Following Marina’s suicide (the death mentioned in the opening scene in Laura’s class) in which she filmed it and it found its way to the school’s computer, all seems to be over.   All of that is the set-up.  The rest of the film is about how Marina, now seemingly dead, continues to send messages to Laura about making her understand what lonely truly is. When Laura’s friends start being targeted, and strange things are posted on Laura’s Facebook, even though she isn’t doing it, Marina begins to have her revenge as we constantly see the countdown of Laura’s “Friends list” from the 830-ish until she is plunging down towards zero.

While my description is a bit mocking in tone (as it should be), the film does give it its all in terms of creating a good tone, and the requisite jump scares to make the film feel serviceable as a legitimate horror film that may find a small audience who appreciates its attempt.  True horror film aficionados, however, will know to avoid this film just from the premise they gather from the trailer.

Besides the silliness of the premise, the film also doesn’t have any kind of internal consistency in its story’s main conflict and resolution.  Jaime Foxx’s turn as Max Dillon/Electro in The Amazing Spider-Man 2 was built on the ridiculous notion that a man becomes a super villain because Spider-Man didn’t remember meeting him once following a 10 second run-in.

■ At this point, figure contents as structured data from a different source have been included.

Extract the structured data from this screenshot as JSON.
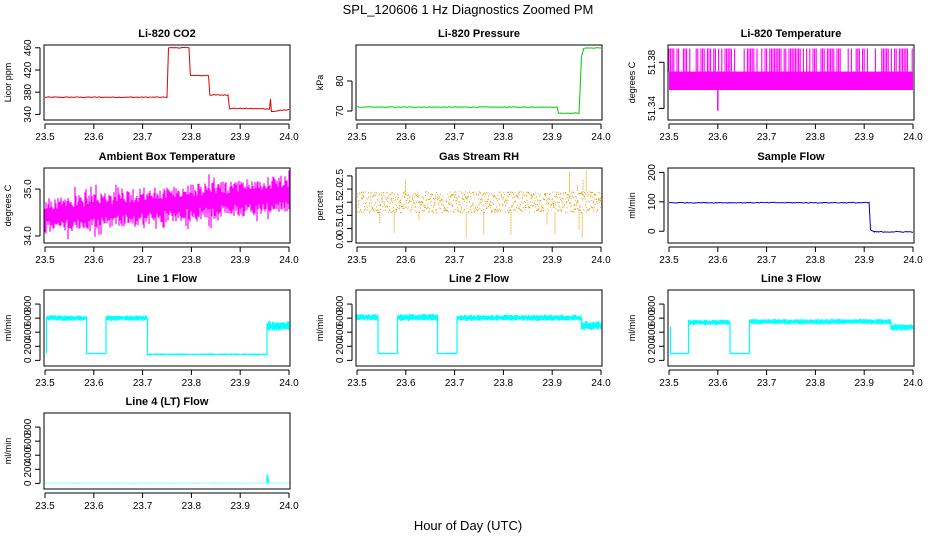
{
  "figure": {
    "title": "SPL_120606  1 Hz Diagnostics Zoomed PM",
    "xlabel": "Hour of Day (UTC)"
  },
  "colors": {
    "red": "#e00000",
    "green": "#00cc00",
    "magenta": "#ff00ff",
    "orange": "#e69a00",
    "blue": "#0000cc",
    "cyan": "#00ffff"
  },
  "chart_data": [
    {
      "type": "line",
      "title": "Li-820 CO2",
      "ylabel": "Licor ppm",
      "color": "red",
      "xlim": [
        23.5,
        24.0
      ],
      "ylim": [
        330,
        465
      ],
      "noise": 0.8,
      "xticks": [
        "23.5",
        "23.6",
        "23.7",
        "23.8",
        "23.9",
        "24.0"
      ],
      "yticks": [
        {
          "v": 340,
          "l": "340"
        },
        {
          "v": 380,
          "l": "380"
        },
        {
          "v": 420,
          "l": "420"
        },
        {
          "v": 460,
          "l": "460"
        }
      ],
      "points": [
        [
          23.5,
          371
        ],
        [
          23.75,
          371
        ],
        [
          23.753,
          460
        ],
        [
          23.795,
          460
        ],
        [
          23.798,
          410
        ],
        [
          23.835,
          410
        ],
        [
          23.838,
          375
        ],
        [
          23.875,
          375
        ],
        [
          23.878,
          351
        ],
        [
          23.96,
          350
        ],
        [
          23.962,
          368
        ],
        [
          23.964,
          345
        ],
        [
          24.0,
          349
        ]
      ]
    },
    {
      "type": "line",
      "title": "Li-820 Pressure",
      "ylabel": "kPa",
      "color": "green",
      "xlim": [
        23.5,
        24.0
      ],
      "ylim": [
        67,
        92
      ],
      "noise": 0.1,
      "xticks": [
        "23.5",
        "23.6",
        "23.7",
        "23.8",
        "23.9",
        "24.0"
      ],
      "yticks": [
        {
          "v": 70,
          "l": "70"
        },
        {
          "v": 80,
          "l": "80"
        }
      ],
      "points": [
        [
          23.5,
          71.3
        ],
        [
          23.91,
          71.3
        ],
        [
          23.913,
          69.3
        ],
        [
          23.955,
          69.3
        ],
        [
          23.96,
          88
        ],
        [
          23.965,
          91
        ],
        [
          24.0,
          91
        ]
      ]
    },
    {
      "type": "band",
      "title": "Li-820 Temperature",
      "ylabel": "degrees C",
      "color": "magenta",
      "xlim": [
        23.5,
        24.0
      ],
      "ylim": [
        51.33,
        51.395
      ],
      "mode": "spiky",
      "xticks": [
        "23.5",
        "23.6",
        "23.7",
        "23.8",
        "23.9",
        "24.0"
      ],
      "yticks": [
        {
          "v": 51.34,
          "l": "51.34"
        },
        {
          "v": 51.38,
          "l": "51.38"
        }
      ],
      "band": [
        [
          23.5,
          51.356,
          51.372
        ],
        [
          24.0,
          51.356,
          51.372
        ]
      ],
      "spike_to": 51.392,
      "dip": [
        23.6,
        51.338
      ]
    },
    {
      "type": "band",
      "title": "Ambient Box Temperature",
      "ylabel": "degrees C",
      "color": "magenta",
      "xlim": [
        23.5,
        24.0
      ],
      "ylim": [
        33.85,
        35.45
      ],
      "mode": "dense",
      "xticks": [
        "23.5",
        "23.6",
        "23.7",
        "23.8",
        "23.9",
        "24.0"
      ],
      "yticks": [
        {
          "v": 34.0,
          "l": "34.0"
        },
        {
          "v": 35.0,
          "l": "35.0"
        }
      ],
      "band": [
        [
          23.5,
          34.05,
          34.8
        ],
        [
          24.0,
          34.5,
          35.3
        ]
      ]
    },
    {
      "type": "band",
      "title": "Gas Stream RH",
      "ylabel": "percent",
      "color": "orange",
      "xlim": [
        23.5,
        24.0
      ],
      "ylim": [
        -0.05,
        2.8
      ],
      "mode": "dots",
      "xticks": [
        "23.5",
        "23.6",
        "23.7",
        "23.8",
        "23.9",
        "24.0"
      ],
      "yticks": [
        {
          "v": 0.0,
          "l": "0.0"
        },
        {
          "v": 0.5,
          "l": "0.5"
        },
        {
          "v": 1.0,
          "l": "1.0"
        },
        {
          "v": 1.5,
          "l": "1.5"
        },
        {
          "v": 2.0,
          "l": "2.0"
        },
        {
          "v": 2.5,
          "l": "2.5"
        }
      ],
      "band": [
        [
          23.5,
          1.1,
          1.9
        ],
        [
          24.0,
          1.1,
          1.9
        ]
      ]
    },
    {
      "type": "line",
      "title": "Sample Flow",
      "ylabel": "ml/min",
      "color": "blue",
      "xlim": [
        23.5,
        24.0
      ],
      "ylim": [
        -40,
        215
      ],
      "noise": 1.5,
      "xticks": [
        "23.5",
        "23.6",
        "23.7",
        "23.8",
        "23.9",
        "24.0"
      ],
      "yticks": [
        {
          "v": 0,
          "l": "0"
        },
        {
          "v": 100,
          "l": "100"
        },
        {
          "v": 200,
          "l": "200"
        }
      ],
      "points": [
        [
          23.5,
          97
        ],
        [
          23.91,
          97
        ],
        [
          23.913,
          5
        ],
        [
          23.92,
          -2
        ],
        [
          24.0,
          -2
        ]
      ]
    },
    {
      "type": "flow",
      "title": "Line 1 Flow",
      "ylabel": "ml/min",
      "color": "cyan",
      "xlim": [
        23.5,
        24.0
      ],
      "ylim": [
        -80,
        1000
      ],
      "xticks": [
        "23.5",
        "23.6",
        "23.7",
        "23.8",
        "23.9",
        "24.0"
      ],
      "yticks": [
        {
          "v": 0,
          "l": "0"
        },
        {
          "v": 200,
          "l": "200"
        },
        {
          "v": 400,
          "l": "400"
        },
        {
          "v": 600,
          "l": "600"
        },
        {
          "v": 800,
          "l": "800"
        }
      ],
      "segments": [
        [
          23.5,
          23.503,
          100,
          100
        ],
        [
          23.503,
          23.585,
          560,
          640
        ],
        [
          23.585,
          23.625,
          85,
          110
        ],
        [
          23.625,
          23.71,
          560,
          640
        ],
        [
          23.71,
          23.955,
          70,
          100
        ],
        [
          23.955,
          24.0,
          420,
          560
        ]
      ]
    },
    {
      "type": "flow",
      "title": "Line 2 Flow",
      "ylabel": "ml/min",
      "color": "cyan",
      "xlim": [
        23.5,
        24.0
      ],
      "ylim": [
        -80,
        1000
      ],
      "xticks": [
        "23.5",
        "23.6",
        "23.7",
        "23.8",
        "23.9",
        "24.0"
      ],
      "yticks": [
        {
          "v": 0,
          "l": "0"
        },
        {
          "v": 200,
          "l": "200"
        },
        {
          "v": 400,
          "l": "400"
        },
        {
          "v": 600,
          "l": "600"
        },
        {
          "v": 800,
          "l": "800"
        }
      ],
      "segments": [
        [
          23.5,
          23.543,
          560,
          660
        ],
        [
          23.543,
          23.583,
          85,
          110
        ],
        [
          23.583,
          23.665,
          560,
          660
        ],
        [
          23.665,
          23.705,
          85,
          110
        ],
        [
          23.705,
          23.96,
          560,
          650
        ],
        [
          23.96,
          24.0,
          430,
          560
        ]
      ]
    },
    {
      "type": "flow",
      "title": "Line 3 Flow",
      "ylabel": "ml/min",
      "color": "cyan",
      "xlim": [
        23.5,
        24.0
      ],
      "ylim": [
        -80,
        1000
      ],
      "xticks": [
        "23.5",
        "23.6",
        "23.7",
        "23.8",
        "23.9",
        "24.0"
      ],
      "yticks": [
        {
          "v": 0,
          "l": "0"
        },
        {
          "v": 200,
          "l": "200"
        },
        {
          "v": 400,
          "l": "400"
        },
        {
          "v": 600,
          "l": "600"
        },
        {
          "v": 800,
          "l": "800"
        }
      ],
      "segments": [
        [
          23.5,
          23.503,
          480,
          480
        ],
        [
          23.503,
          23.54,
          85,
          110
        ],
        [
          23.54,
          23.625,
          500,
          580
        ],
        [
          23.625,
          23.665,
          85,
          110
        ],
        [
          23.665,
          23.955,
          510,
          590
        ],
        [
          23.955,
          24.0,
          420,
          520
        ]
      ]
    },
    {
      "type": "flow",
      "title": "Line 4 (LT) Flow",
      "ylabel": "ml/min",
      "color": "cyan",
      "xlim": [
        23.5,
        24.0
      ],
      "ylim": [
        -80,
        1000
      ],
      "xticks": [
        "23.5",
        "23.6",
        "23.7",
        "23.8",
        "23.9",
        "24.0"
      ],
      "yticks": [
        {
          "v": 0,
          "l": "0"
        },
        {
          "v": 200,
          "l": "200"
        },
        {
          "v": 400,
          "l": "400"
        },
        {
          "v": 600,
          "l": "600"
        },
        {
          "v": 800,
          "l": "800"
        }
      ],
      "segments": [
        [
          23.5,
          23.955,
          0,
          8
        ],
        [
          23.955,
          23.958,
          0,
          140
        ],
        [
          23.958,
          24.0,
          0,
          8
        ]
      ]
    }
  ]
}
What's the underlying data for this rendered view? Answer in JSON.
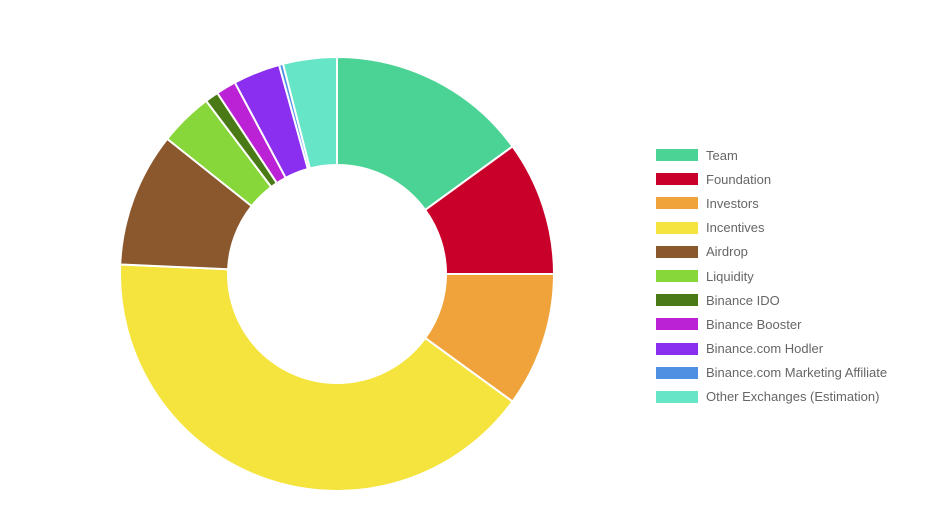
{
  "chart_data": {
    "type": "pie",
    "variant": "doughnut",
    "categories": [
      "Team",
      "Foundation",
      "Investors",
      "Incentives",
      "Airdrop",
      "Liquidity",
      "Binance IDO",
      "Binance Booster",
      "Binance.com Hodler",
      "Binance.com Marketing Affiliate",
      "Other Exchanges (Estimation)"
    ],
    "values": [
      15,
      10,
      10,
      40.7,
      10,
      4,
      1,
      1.5,
      3.5,
      0.3,
      4
    ],
    "colors": [
      "#4ad395",
      "#c9002a",
      "#f0a33a",
      "#f5e43e",
      "#8b572d",
      "#88d73a",
      "#4a7a16",
      "#bb22d6",
      "#8a2ef0",
      "#4f90e3",
      "#66e6c6"
    ],
    "title": "",
    "legend_position": "right"
  }
}
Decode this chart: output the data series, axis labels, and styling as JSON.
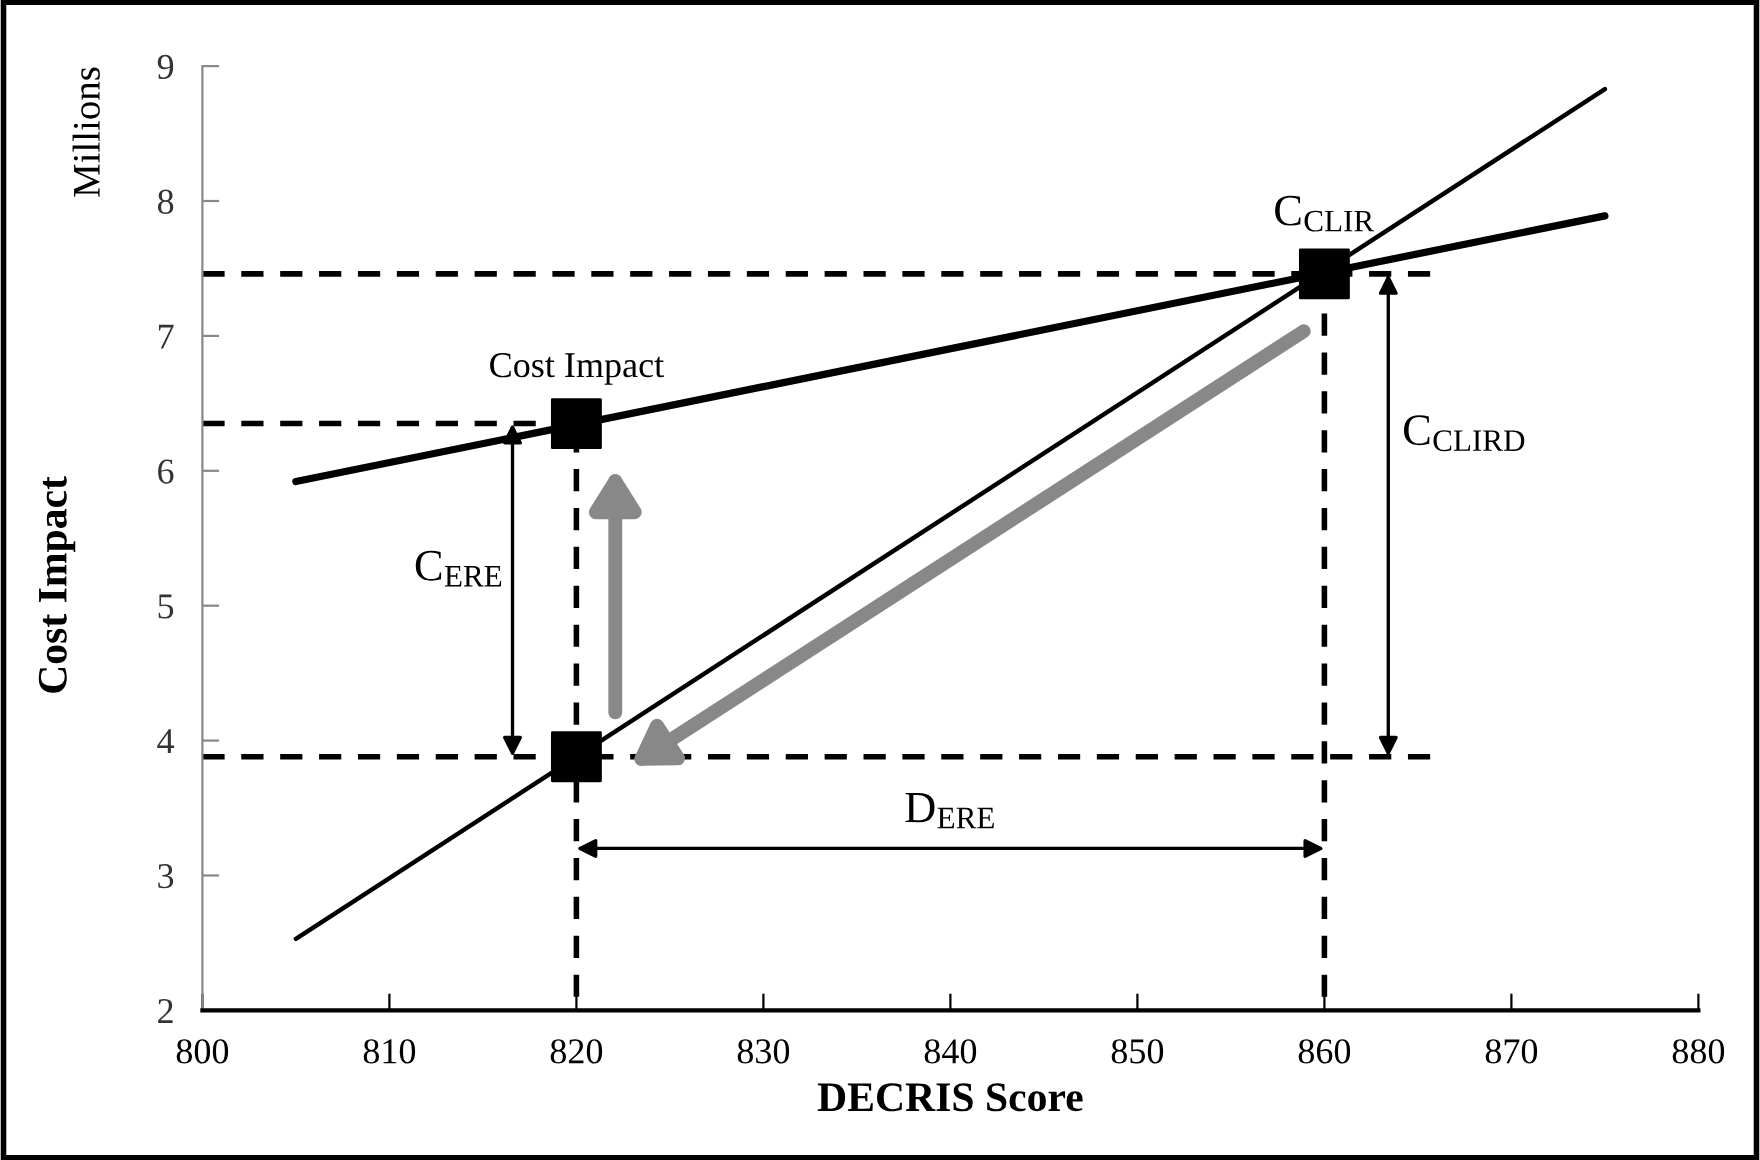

Likewise, we are led to believe that Marina is soooooo lonely that she would instantly cling to, and hyper fixate on, Laura for just the kindness of “friending” her on social media.  It then opens up a door to all kinds of crazy narrative twists-and-turns, including a dark backstory, ancient witchcraft rituals, computer skills that even Kobe can’t crack, despite having the chance to impress Laura. When we reach the end of the story, it does another twist that erodes the entire premise of the film.  I don’t have time to cover the love triangle, the keystone cops, or the fact that one entity is able to basically be omnipresent as a true “ghost in the machine”, among several other borrowed clichés.

Friend Request is already in danger of being confused for the film Unfriended, and given the fact that it is based on an aging social media platform for its “cutting edge” setting doesn’t bode well for this film.  Neither does the fact that the theater showing the advance screening I attended wasn’t full.  If you get a friend request from Friend Request, hoping to have you “follow them”….to the theater to see their film, it is best to just deny it and see something else.